Я стянула упряжь через уши, осторожно вынимая удила из ее рта. Стрела вскрикнула, отпрыгивая от меня. Она запрокинула голову, как бы пытаясь сопротивляться моему приказу, когда стражники сомкнулись вокруг нас, их мечи требовали ее крови.

— Улетай! — Закричала я, и мой грифон прыгнула в небо, его величественные золотые крылья заслонили солнце. Голем бросился на нее, схватил ее за львиный хвост и потащил вниз. Она завыла, отбиваясь задними когтями, полосуя их по его морде и прочерчивая длинные следы на камне. Он не отпускал ее.

Используя последние силы, я с шипением полоснула мечом по своей ладони, затем отбросила его и вскочила на голема. Уцепившись за его броню, я поднялась на ноги, стражники пытались спустить меня, а я сорвала с голема шлем и ударила окровавленной ладонью по командному знаку на его лбу. Он застыл подо мной, его рука выронила хвост Стрелы и упала на бок.

Грифон взвилась в небо, и ее прощальный крик — последнее, что я услышала, прежде чем грубые руки рванули меня назад, и моя голова ударилась о камень.

* * *

Все мое тело болело. Рука, которую я порезала, мышцы от езды на Стреле большую часть дня, а также кожа, которую обожгло солнце. Но самая сильная боль пульсировала в моем черепе, билась в такт сердцу, когда сознание медленно возвращалось. Я лежала на мягком матрасе, дыша сквозь стиснутые зубы, но не могла заставить себя открыть глаза. Я провела пальцами по волосам, нащупывая источник боли, и поморщилась от засохшей и запекшейся крови. Я прижала перевязанную руку к боку, изо всех сил стараясь не обращать внимания на боль в ней.

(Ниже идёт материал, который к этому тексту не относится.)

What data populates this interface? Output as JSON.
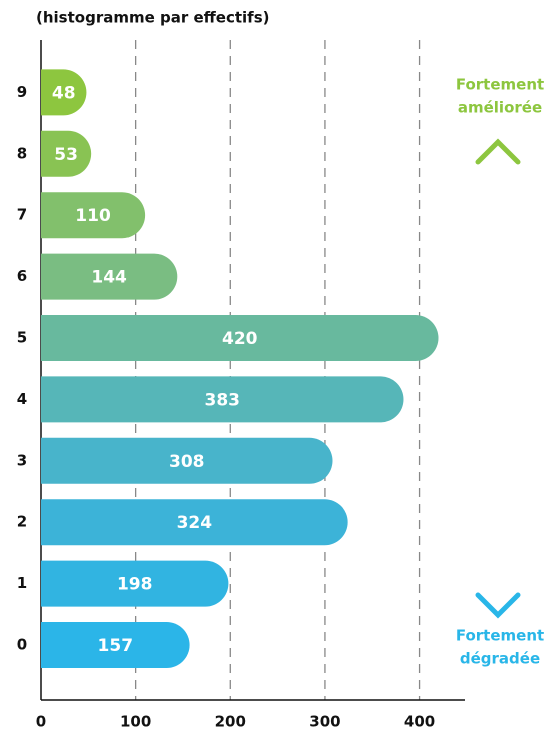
{
  "chart_data": {
    "type": "barh",
    "title": "(histogramme par effectifs)",
    "categories": [
      "0",
      "1",
      "2",
      "3",
      "4",
      "5",
      "6",
      "7",
      "8",
      "9"
    ],
    "values": [
      157,
      198,
      324,
      308,
      383,
      420,
      144,
      110,
      53,
      48
    ],
    "colors": [
      "#2bb5e8",
      "#31b4e1",
      "#3cb3d8",
      "#48b4cb",
      "#56b6b8",
      "#68b99e",
      "#7abd82",
      "#82c06c",
      "#89c353",
      "#8dc63f"
    ],
    "xlim": [
      0,
      448
    ],
    "xticks": [
      0,
      100,
      200,
      300,
      400
    ],
    "grid": true,
    "annotations": [
      {
        "lines": [
          "Fortement",
          "améliorée"
        ],
        "color": "#8dc63f"
      },
      {
        "lines": [
          "Fortement",
          "dégradée"
        ],
        "color": "#29b6e8"
      }
    ]
  }
}
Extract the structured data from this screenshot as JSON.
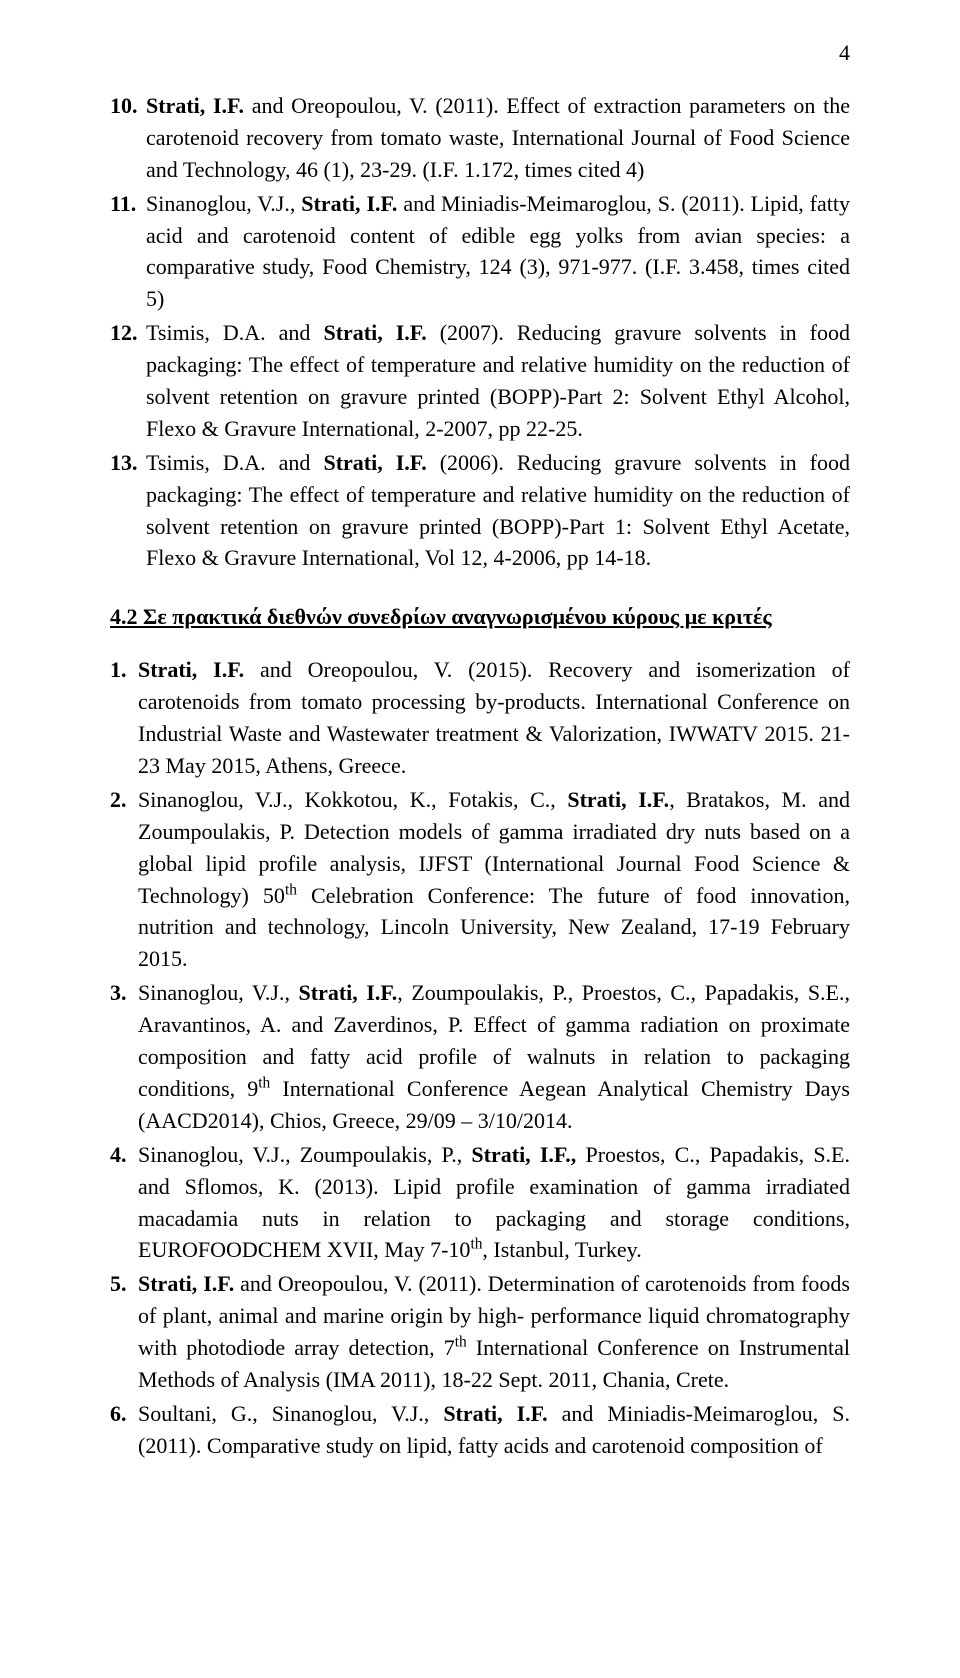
{
  "page_number": "4",
  "section1_refs": [
    {
      "num": "10.",
      "html": "<b>Strati, I.F.</b> and Oreopoulou, V. (2011). Effect of extraction parameters on the carotenoid recovery from tomato waste, International Journal of Food Science and Technology, 46 (1), 23-29. (I.F. 1.172, times cited 4)"
    },
    {
      "num": "11.",
      "html": "Sinanoglou, V.J., <b>Strati, I.F.</b> and Miniadis-Meimaroglou, S. (2011). Lipid, fatty acid and carotenoid content of edible egg yolks from avian species: a comparative study, Food Chemistry, 124 (3), 971-977. (I.F. 3.458, times cited 5)"
    },
    {
      "num": "12.",
      "html": "Tsimis, D.A. and <b>Strati, I.F.</b> (2007). Reducing gravure solvents in food packaging: The effect of temperature and relative humidity on the reduction of solvent retention on gravure printed (BOPP)-Part 2: Solvent Ethyl Alcohol, Flexo &amp; Gravure International, 2-2007, pp 22-25."
    },
    {
      "num": "13.",
      "html": "Tsimis, D.A. and <b>Strati, I.F.</b> (2006). Reducing gravure solvents in food packaging: The effect of temperature and relative humidity on the reduction of solvent retention on gravure printed (BOPP)-Part 1: Solvent Ethyl Acetate, Flexo &amp; Gravure International, Vol 12, 4-2006, pp 14-18."
    }
  ],
  "section2_heading": "4.2 Σε πρακτικά διεθνών συνεδρίων αναγνωρισμένου κύρους με κριτές",
  "section2_refs": [
    {
      "num": "1.",
      "html": "<b>Strati, I.F.</b> and Oreopoulou, V. (2015). Recovery and isomerization of carotenoids from tomato processing by-products. International Conference on Industrial Waste and Wastewater treatment &amp; Valorization, IWWATV 2015. 21-23 May 2015, Athens, Greece."
    },
    {
      "num": "2.",
      "html": "Sinanoglou, V.J., Kokkotou, K., Fotakis, C., <b>Strati, I.F.</b>, Bratakos, M. and Zoumpoulakis, P. Detection models of gamma irradiated dry nuts based on a global lipid profile analysis, IJFST (International Journal Food Science &amp; Technology) 50<sup>th</sup> Celebration Conference: The future of food innovation, nutrition and technology, Lincoln University, New Zealand, 17-19 February 2015."
    },
    {
      "num": "3.",
      "html": "Sinanoglou, V.J., <b>Strati, I.F.</b>, Zoumpoulakis, P., Proestos, C., Papadakis, S.E., Aravantinos, A. and Zaverdinos, P. Effect of gamma radiation on proximate composition and fatty acid profile of walnuts in relation to packaging conditions, 9<sup>th</sup> International Conference Aegean Analytical Chemistry Days (AACD2014), Chios, Greece, 29/09 – 3/10/2014."
    },
    {
      "num": "4.",
      "html": "Sinanoglou, V.J., Zoumpoulakis, P., <b>Strati, I.F.,</b> Proestos, C., Papadakis, S.E. and Sflomos, K. (2013). Lipid profile examination of gamma irradiated macadamia nuts in relation to packaging and storage conditions, EUROFOODCHEM XVII, May 7-10<sup>th</sup>, Istanbul, Turkey."
    },
    {
      "num": "5.",
      "html": "<b>Strati, I.F.</b> and Oreopoulou, V. (2011). Determination of carotenoids from foods of plant, animal and marine origin by high- performance liquid chromatography with photodiode array detection, 7<sup>th</sup> International Conference on Instrumental Methods of Analysis (IMA 2011), 18-22 Sept. 2011, Chania, Crete."
    },
    {
      "num": "6.",
      "html": "Soultani, G., Sinanoglou, V.J., <b>Strati, I.F.</b> and Miniadis-Meimaroglou, S. (2011). Comparative study on lipid, fatty acids and carotenoid composition of"
    }
  ]
}
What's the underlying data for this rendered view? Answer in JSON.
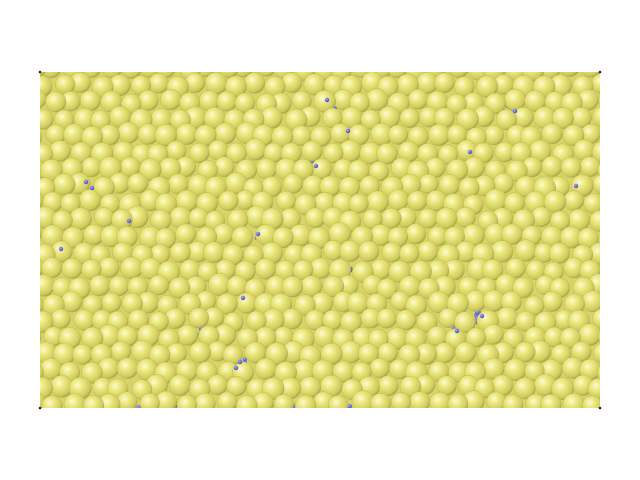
{
  "scene": {
    "background_color": "#ffffff",
    "large_particle_color": "#e6e27a",
    "large_particle_highlight": "#fbfac8",
    "large_particle_shade": "#a9a448",
    "small_particle_color": "#6b6ee6",
    "small_particle_shade": "#3a3db0",
    "box_corner_marker_color": "#222222",
    "large_particle_label": "large-yellow-sphere",
    "small_particle_label": "small-blue-sphere"
  }
}
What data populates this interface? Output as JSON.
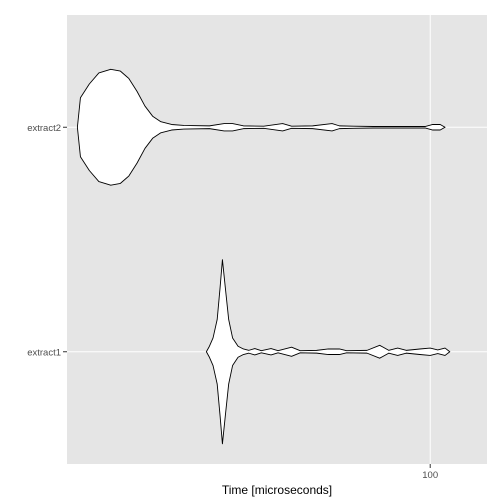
{
  "chart_data": {
    "type": "violin",
    "orientation": "horizontal",
    "title": "",
    "xlabel": "Time [microseconds]",
    "ylabel": "",
    "x_scale": "log",
    "x_range": [
      24,
      125
    ],
    "x_ticks": [
      100
    ],
    "x_tick_labels": [
      "100"
    ],
    "grid": true,
    "legend": "none",
    "categories": [
      "extract2",
      "extract1"
    ],
    "series": [
      {
        "name": "extract2",
        "profile": [
          [
            25.0,
            0.0
          ],
          [
            25.3,
            0.32
          ],
          [
            26.2,
            0.47
          ],
          [
            27.2,
            0.59
          ],
          [
            28.5,
            0.63
          ],
          [
            29.6,
            0.61
          ],
          [
            30.6,
            0.53
          ],
          [
            31.6,
            0.39
          ],
          [
            32.6,
            0.23
          ],
          [
            33.6,
            0.12
          ],
          [
            34.7,
            0.06
          ],
          [
            36.2,
            0.03
          ],
          [
            38.0,
            0.02
          ],
          [
            42.0,
            0.015
          ],
          [
            44.5,
            0.04
          ],
          [
            46.0,
            0.04
          ],
          [
            48.0,
            0.015
          ],
          [
            52.0,
            0.012
          ],
          [
            56.0,
            0.04
          ],
          [
            58.0,
            0.012
          ],
          [
            63.0,
            0.015
          ],
          [
            68.0,
            0.04
          ],
          [
            70.0,
            0.015
          ],
          [
            74.0,
            0.012
          ],
          [
            80.0,
            0.008
          ],
          [
            90.0,
            0.008
          ],
          [
            98.0,
            0.008
          ],
          [
            101.0,
            0.03
          ],
          [
            104.0,
            0.03
          ],
          [
            106.0,
            0.0
          ]
        ]
      },
      {
        "name": "extract1",
        "profile": [
          [
            41.5,
            0.0
          ],
          [
            42.0,
            0.06
          ],
          [
            42.6,
            0.15
          ],
          [
            43.3,
            0.35
          ],
          [
            43.8,
            0.7
          ],
          [
            44.2,
            1.0
          ],
          [
            44.7,
            0.7
          ],
          [
            45.3,
            0.35
          ],
          [
            46.0,
            0.15
          ],
          [
            47.0,
            0.06
          ],
          [
            48.0,
            0.03
          ],
          [
            49.0,
            0.015
          ],
          [
            50.2,
            0.035
          ],
          [
            51.5,
            0.012
          ],
          [
            53.5,
            0.035
          ],
          [
            55.0,
            0.012
          ],
          [
            58.0,
            0.05
          ],
          [
            60.0,
            0.012
          ],
          [
            64.0,
            0.015
          ],
          [
            67.0,
            0.03
          ],
          [
            70.0,
            0.03
          ],
          [
            72.0,
            0.012
          ],
          [
            78.0,
            0.015
          ],
          [
            82.0,
            0.07
          ],
          [
            85.0,
            0.015
          ],
          [
            88.0,
            0.04
          ],
          [
            91.0,
            0.015
          ],
          [
            96.0,
            0.03
          ],
          [
            100.0,
            0.04
          ],
          [
            103.0,
            0.02
          ],
          [
            106.0,
            0.04
          ],
          [
            108.0,
            0.0
          ]
        ]
      }
    ]
  },
  "colors": {
    "panel": "#e5e5e5",
    "grid": "#ffffff",
    "violin_fill": "#ffffff",
    "violin_stroke": "#000000",
    "tick_text": "#4d4d4d"
  }
}
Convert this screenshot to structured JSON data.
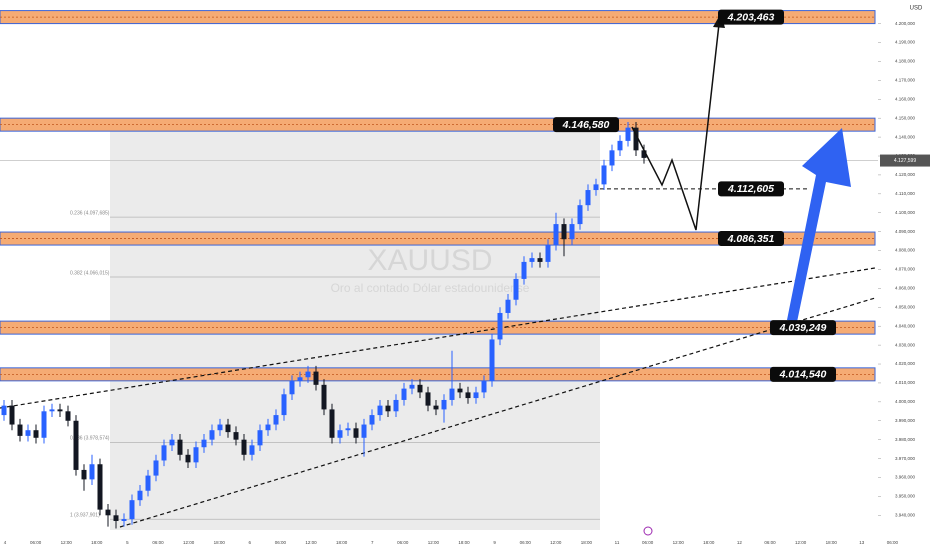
{
  "chart_data": {
    "type": "candlestick",
    "symbol": "XAUUSD",
    "description": "Oro al contado Dólar estadounidense",
    "currency": "USD",
    "x_labels": [
      "4",
      "06:00",
      "12:00",
      "18:00",
      "5",
      "06:00",
      "12:00",
      "18:00",
      "6",
      "06:00",
      "12:00",
      "18:00",
      "7",
      "06:00",
      "12:00",
      "18:00",
      "9",
      "06:00",
      "12:00",
      "18:00",
      "11",
      "06:00",
      "12:00",
      "18:00",
      "12",
      "06:00",
      "12:00",
      "18:00",
      "13",
      "06:00"
    ],
    "up_color": "#2962ff",
    "down_color": "#131722",
    "open": [
      3993,
      3998,
      3988,
      3982,
      3985,
      3981,
      3995,
      3996,
      3995,
      3990,
      3964,
      3959,
      3967,
      3943,
      3940,
      3937,
      3938,
      3948,
      3953,
      3961,
      3969,
      3977,
      3980,
      3972,
      3968,
      3976,
      3980,
      3985,
      3988,
      3984,
      3980,
      3972,
      3977,
      3985,
      3988,
      3993,
      4004,
      4011,
      4013,
      4016,
      4009,
      3996,
      3981,
      3985,
      3986,
      3981,
      3988,
      3993,
      3998,
      3995,
      4001,
      4007,
      4009,
      4005,
      3998,
      3996,
      4001,
      4007,
      4005,
      4002,
      4005,
      4011,
      4033,
      4047,
      4054,
      4065,
      4074,
      4076,
      4074,
      4083,
      4094,
      4086,
      4094,
      4104,
      4112,
      4115,
      4125,
      4133,
      4138,
      4145,
      4133
    ],
    "high": [
      4001,
      4001,
      3991,
      3988,
      3988,
      3998,
      3999,
      3999,
      3998,
      3993,
      3967,
      3972,
      3970,
      3946,
      3943,
      3941,
      3951,
      3956,
      3964,
      3972,
      3980,
      3983,
      3983,
      3975,
      3979,
      3983,
      3988,
      3991,
      3991,
      3987,
      3983,
      3980,
      3988,
      3991,
      3996,
      4007,
      4014,
      4016,
      4019,
      4019,
      4012,
      3999,
      3988,
      3989,
      3989,
      3991,
      3996,
      4001,
      4001,
      4004,
      4010,
      4012,
      4012,
      4008,
      4001,
      4004,
      4027,
      4010,
      4008,
      4008,
      4014,
      4036,
      4050,
      4057,
      4068,
      4077,
      4079,
      4079,
      4086,
      4100,
      4097,
      4097,
      4107,
      4115,
      4118,
      4128,
      4136,
      4141,
      4148,
      4148,
      4136
    ],
    "low": [
      3990,
      3985,
      3979,
      3979,
      3978,
      3978,
      3992,
      3992,
      3987,
      3961,
      3953,
      3956,
      3940,
      3934,
      3933,
      3934,
      3935,
      3945,
      3950,
      3958,
      3966,
      3974,
      3969,
      3965,
      3965,
      3973,
      3977,
      3982,
      3981,
      3977,
      3969,
      3969,
      3974,
      3982,
      3985,
      3990,
      4001,
      4008,
      4010,
      4006,
      3993,
      3978,
      3978,
      3982,
      3978,
      3971,
      3985,
      3990,
      3992,
      3992,
      3998,
      4004,
      4002,
      3995,
      3993,
      3989,
      3998,
      4002,
      3999,
      3999,
      4002,
      4008,
      4030,
      4044,
      4051,
      4062,
      4071,
      4071,
      4071,
      4080,
      4077,
      4083,
      4091,
      4101,
      4109,
      4112,
      4122,
      4130,
      4135,
      4130,
      4126
    ],
    "close": [
      3998,
      3988,
      3982,
      3985,
      3981,
      3995,
      3996,
      3995,
      3990,
      3964,
      3959,
      3967,
      3943,
      3940,
      3937,
      3938,
      3948,
      3953,
      3961,
      3969,
      3977,
      3980,
      3972,
      3968,
      3976,
      3980,
      3985,
      3988,
      3984,
      3980,
      3972,
      3977,
      3985,
      3988,
      3993,
      4004,
      4011,
      4013,
      4016,
      4009,
      3996,
      3981,
      3985,
      3986,
      3981,
      3988,
      3993,
      3998,
      3995,
      4001,
      4007,
      4009,
      4005,
      3998,
      3996,
      4001,
      4007,
      4005,
      4002,
      4005,
      4011,
      4033,
      4047,
      4054,
      4065,
      4074,
      4076,
      4074,
      4083,
      4094,
      4086,
      4094,
      4104,
      4112,
      4115,
      4125,
      4133,
      4138,
      4145,
      4133,
      4129
    ],
    "ylim": [
      3928,
      4212.5
    ],
    "yticks": [
      {
        "value": 3940,
        "label": "3.940,000"
      },
      {
        "value": 3950,
        "label": "3.950,000"
      },
      {
        "value": 3960,
        "label": "3.960,000"
      },
      {
        "value": 3970,
        "label": "3.970,000"
      },
      {
        "value": 3980,
        "label": "3.980,000"
      },
      {
        "value": 3990,
        "label": "3.990,000"
      },
      {
        "value": 4000,
        "label": "4.000,000"
      },
      {
        "value": 4010,
        "label": "4.010,000"
      },
      {
        "value": 4020,
        "label": "4.020,000"
      },
      {
        "value": 4030,
        "label": "4.030,000"
      },
      {
        "value": 4040,
        "label": "4.040,000"
      },
      {
        "value": 4050,
        "label": "4.050,000"
      },
      {
        "value": 4060,
        "label": "4.060,000"
      },
      {
        "value": 4070,
        "label": "4.070,000"
      },
      {
        "value": 4080,
        "label": "4.080,000"
      },
      {
        "value": 4090,
        "label": "4.090,000"
      },
      {
        "value": 4100,
        "label": "4.100,000"
      },
      {
        "value": 4110,
        "label": "4.110,000"
      },
      {
        "value": 4120,
        "label": "4.120,000"
      },
      {
        "value": 4130,
        "label": "4.130,000"
      },
      {
        "value": 4140,
        "label": "4.140,000"
      },
      {
        "value": 4150,
        "label": "4.150,000"
      },
      {
        "value": 4160,
        "label": "4.160,000"
      },
      {
        "value": 4170,
        "label": "4.170,000"
      },
      {
        "value": 4180,
        "label": "4.180,000"
      },
      {
        "value": 4190,
        "label": "4.190,000"
      },
      {
        "value": 4200,
        "label": "4.200,000"
      }
    ],
    "zones": [
      {
        "value": 4203.463,
        "label": "4.203,463"
      },
      {
        "value": 4146.58,
        "label": "4.146,580"
      },
      {
        "value": 4086.351,
        "label": "4.086,351"
      },
      {
        "value": 4039.249,
        "label": "4.039,249"
      },
      {
        "value": 4014.54,
        "label": "4.014,540"
      }
    ],
    "target_line": {
      "value": 4112.605,
      "label": "4.112,605"
    },
    "fib_levels": [
      {
        "value": 4097.685,
        "label": "0.236 (4.097,685)"
      },
      {
        "value": 4066.015,
        "label": "0.382 (4.066,015)"
      },
      {
        "value": 3978.574,
        "label": "0.786 (3.978,574)"
      },
      {
        "value": 3937.901,
        "label": "1 (3.937,901)"
      }
    ],
    "current_price": {
      "value": 4127.599,
      "label": "4.127,599"
    }
  }
}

До этой недели я не знала, что такое настоящая боль. Как я могла, находясь в своей надежной и защищенной тюрьме? Но это была не только физическая боль, мое сердце болело так, как я никогда не знала. Мое дыхание перехватило в горле, и я свернулась калачиком на мягком одеяле, слишком уставшая, чтобы плакать. Волосы упали мне на лицо, унося с собой запах дыма… дыма от погребального костра, который Райкер соорудил для Алекса перед нашим отъездом. Райкер и Алекс. Я никогда больше не увижу ни одного из них.

Смотреть, как улетает Райкер, было одним из самых тяжелых поступков в моей жизни. Я не была уверена, когда это произошло, но я отдала ему часть своего сердца, часть, которую никогда не смогу вернуть назад. Если быть честной, даже после того, как он дважды спас мне жизнь и решил проводить меня домой, я эгоистично хотела большего… хотела, чтобы он поцеловал меня, хотя бы один раз, перед смертью. Но, оглядываясь назад, какой в этом был бы смысл? Это не изменило бы ни одно из наших решений. Он бы все равно уехал, а я осталась бы.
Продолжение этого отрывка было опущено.